Il tema del Crocifisso venerato da San Francesco attraversa l’arte italiana e la spiritualità francescana dal 1200 ad oggi. Dai primordi, dal Crocifisso del Maestro di San Francesco della Galleria Nazionale di Perugia, in poi la figura del Santo di Assisi è stata associata al Gesù che pende dalla croce; dopo la stigmatizzazione sulla Verna, Francesco fu definito “il secondo Cristo” perché portava nel suo corpo le stesse piaghe del Signore. La tela di Avigliana è opera di rara bellezza, dipinta da un grande maestro. Raffigura San Francesco inginocchiato ai piedi del crocifisso, rivestito del saio, a braccia allargate con un gesto di sovrumana accoglienza delle sofferenze del Signore. Il corpo del Signore nudo, se si eccettua il candido perizoma che lo cinge ai fianchi, polarizza la luce che proviene da una fonte posta a sinistra e ne mette in evidenza i minimi dettagli della muscolatura; è una prova di bravura nella resa anatomica del corpo del Signore possibile solo a un pittore di grande abilità. Il ricamo in filo rosso che borda il perizoma è un preziosismo e quasi si confonde con il sangue che, copioso, sgorga dalla ferita del costato. Il saio del Santo è di tela grezza quasi palpabile tant’è il realismo con cui il pittore l’ha riprodotta.
Crocifisso venerato da San Francesco.
Il cielo plumbeo, con uno sprazzo di luce all’orizzonte, contestualizza la scena ed evoca il momento preciso della morte di Gesù: “Da mezzogiorno fino alle tre del pomeriggio si fece buio su tutta la terra” (Matteo 27.45). Così il pittore ha voluto creare una sorta di contemporaneità: accanto al Signore c’è Francesco, che non venera il Crocifisso, ma si unisce nel contempo alla sua morte.
È un’opera che agli innegabili pregi religiosi unisce una superiore qua unità formale.
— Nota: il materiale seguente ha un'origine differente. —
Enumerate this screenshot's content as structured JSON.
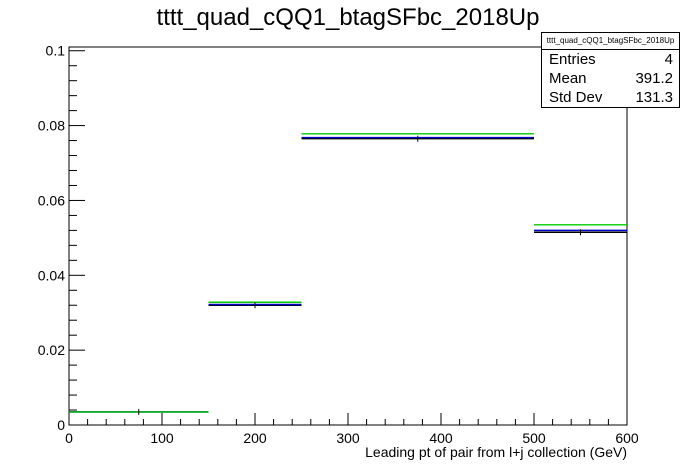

Nel corso del tempo le attribuzioni per questa tela non sono mancate: oggi, alla luce degli studi più recenti, possiamo ritenere che sia opera di ambito lombardo – emiliano, con evidente legami con l’operato di Simone Peterzano, il maestro di Caravaggio, in particolare è necessario confrontare questa tela con il Cristo in Croce con San Francesco della parrocchiale di Robecco sul Naviglio Grande, ma anche con la crocifissione affrescata dal Peterzano per la Certosa di Garegnano (Milano). Nell’affascinante dipinto, una più belle tele secentesche presenti in Piemonte, non mancano, inoltre riferimenti all’operato dei Carracci, segnatamente di Ludovico e, più in generale alla pittura emiliana di primo Seicento.